Okay. I have called bst.__del__() which seems to work. Two things to note:

If bst.__del__() is called before the .predict the kernel dies and the core is dumped (makes sense that it won't work but kernel death can be prevented by some check I assume)
Booster keeps training data on the gpu before you call __del__() which means that if your training+inference data exceed GPU memory you will get OOM even though individual datasets might fit into the memory.That seems limiting since there is no need to keep training data in the GPU memory after training is completed. .predict()method on the other hand, purges the data after the call.

This raises a question - is there any way to purge the data off the GPU but keep the trained model?

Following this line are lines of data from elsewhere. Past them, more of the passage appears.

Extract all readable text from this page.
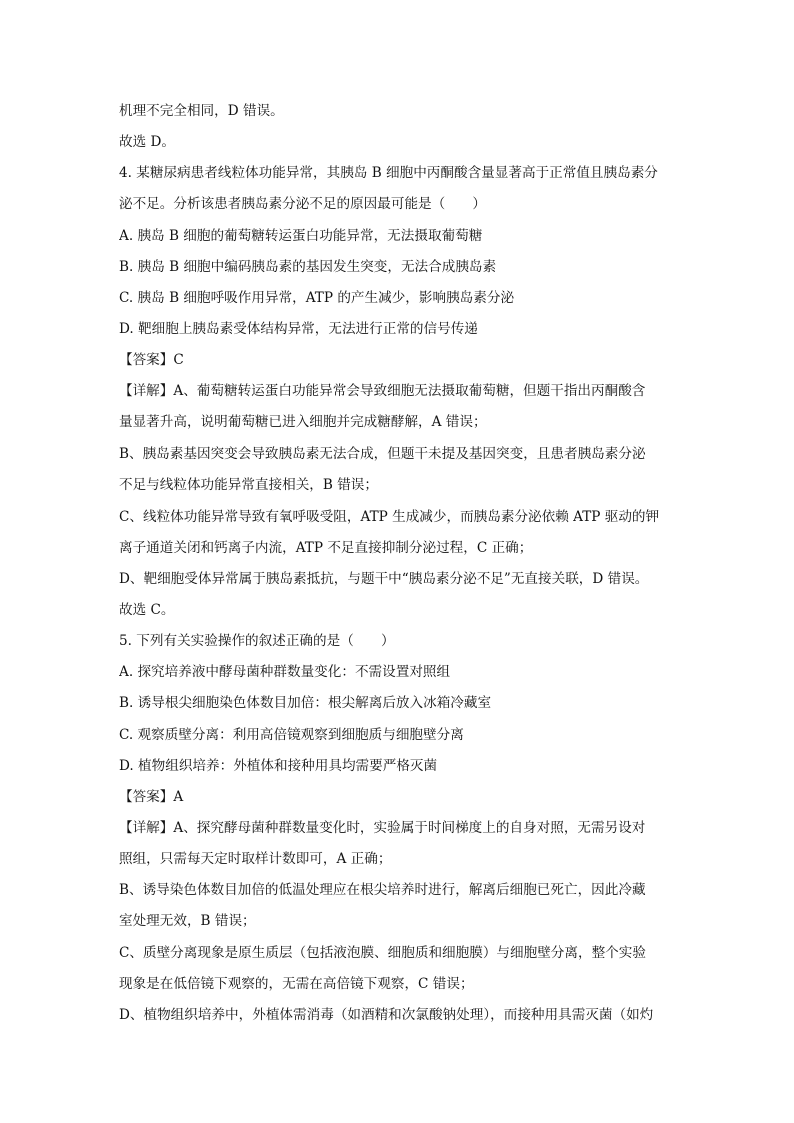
机理不完全相同，D 错误。
故选 D。
4. 某糖尿病患者线粒体功能异常，其胰岛 B 细胞中丙酮酸含量显著高于正常值且胰岛素分
泌不足。分析该患者胰岛素分泌不足的原因最可能是（　　）
A. 胰岛 B 细胞的葡萄糖转运蛋白功能异常，无法摄取葡萄糖
B. 胰岛 B 细胞中编码胰岛素的基因发生突变，无法合成胰岛素
C. 胰岛 B 细胞呼吸作用异常，ATP 的产生减少，影响胰岛素分泌
D. 靶细胞上胰岛素受体结构异常，无法进行正常的信号传递
【答案】C
【详解】A、葡萄糖转运蛋白功能异常会导致细胞无法摄取葡萄糖，但题干指出丙酮酸含
量显著升高，说明葡萄糖已进入细胞并完成糖酵解，A 错误；
B、胰岛素基因突变会导致胰岛素无法合成，但题干未提及基因突变，且患者胰岛素分泌
不足与线粒体功能异常直接相关，B 错误；
C、线粒体功能异常导致有氧呼吸受阻，ATP 生成减少，而胰岛素分泌依赖 ATP 驱动的钾
离子通道关闭和钙离子内流，ATP 不足直接抑制分泌过程，C 正确；
D、靶细胞受体异常属于胰岛素抵抗，与题干中“胰岛素分泌不足”无直接关联，D 错误。
故选 C。
5. 下列有关实验操作的叙述正确的是（　　）
A. 探究培养液中酵母菌种群数量变化：不需设置对照组
B. 诱导根尖细胞染色体数目加倍：根尖解离后放入冰箱冷藏室
C. 观察质壁分离：利用高倍镜观察到细胞质与细胞壁分离
D. 植物组织培养：外植体和接种用具均需要严格灭菌
【答案】A
【详解】A、探究酵母菌种群数量变化时，实验属于时间梯度上的自身对照，无需另设对
照组，只需每天定时取样计数即可，A 正确；
B、诱导染色体数目加倍的低温处理应在根尖培养时进行，解离后细胞已死亡，因此冷藏
室处理无效，B 错误；
C、质壁分离现象是原生质层（包括液泡膜、细胞质和细胞膜）与细胞壁分离，整个实验
现象是在低倍镜下观察的，无需在高倍镜下观察，C 错误；
D、植物组织培养中，外植体需消毒（如酒精和次氯酸钠处理），而接种用具需灭菌（如灼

P.S. By no means an expert in how the things are handled in this amazing package. I will understand if it is necessary to keep the training data after .fit is complete

tRosenflanz on 23 Jan 2018

Saving the model, deleting the booster then loading the model again should achieve this.

RAMitchell on 23 Jan 2018

👍1

Sounds good, thanks for the help!

tRosenflanz on 23 Jan 2018

I am having what appears to be the same problem, but using R. I'm not sure what the equivalent of "deleting the booster" in R would be, since what is returned in R is considered a model object. There also does not appear to be a close match to the bst.__del__() call in Python. Any suggestions for what might work in a similar manner to purge the data off the GPU would be much appreciated.

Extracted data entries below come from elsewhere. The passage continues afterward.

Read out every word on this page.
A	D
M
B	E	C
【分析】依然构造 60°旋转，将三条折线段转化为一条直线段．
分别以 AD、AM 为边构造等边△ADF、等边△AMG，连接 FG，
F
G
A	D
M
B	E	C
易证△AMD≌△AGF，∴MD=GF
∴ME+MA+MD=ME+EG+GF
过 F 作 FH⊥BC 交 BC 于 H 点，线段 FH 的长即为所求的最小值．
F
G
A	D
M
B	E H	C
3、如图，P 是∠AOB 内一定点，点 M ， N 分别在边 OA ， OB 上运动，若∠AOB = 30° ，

Since this is a closely-related issue, I'm hoping to piggyback on this ticket rather than opening a nearly-duplicate ticket.

jpbowman01 on 14 Feb 2018

@jpbowman01 "deleting the booster" in R would be

rm(bst)
gc()

khotilov on 16 Feb 2018

👍4

Have the same problem.
Did the delete() trick but it does not work,
bst.__delete__()

Booster' object has no attribute '__delete__'

aliyesilkanat on 22 Apr 2018

👍2

@aliyesilkanat typo above. it needs to be bst.__del__()

se-l on 17 May 2018

nonetheless not working for me. single process. applying .__del__(). also seeing in nvidia-smi that the GPU mem is being cleared. still always running into this issue even predictably. compiled with different nvidia drivers, GCCs, linux headers, cmake. dont understand why this issue is closed.

se-l on 17 May 2018

se-I, I had the same problem and was able to solve it using garbage collect gc.collect() after the del() command.

caolanko on 28 Aug 2018

I also have this problem on a windows machine, with xgboost 0.7 and tree_method='gpu_hist'. the GPU memory does not get released if, for example, xgbReggressor.fit finishes successfully, but some post-processing results in a Python Error).

del xgbRegressor gc.collect();

does not seem to release the GPU memory (but a kernel restart does:).

aviolov on 26 Sep 2018

Trying to call bst.__del__(), I get an exception:

'XGBRegressor' object has no attribute '__del__'

I run my models with {'predictor':'cpu_predictor'} (including, due to issue 3756), and so would like to free GPU memory as soon as training is finished. This way I would be able to test more hyper-parameter sets in parallel.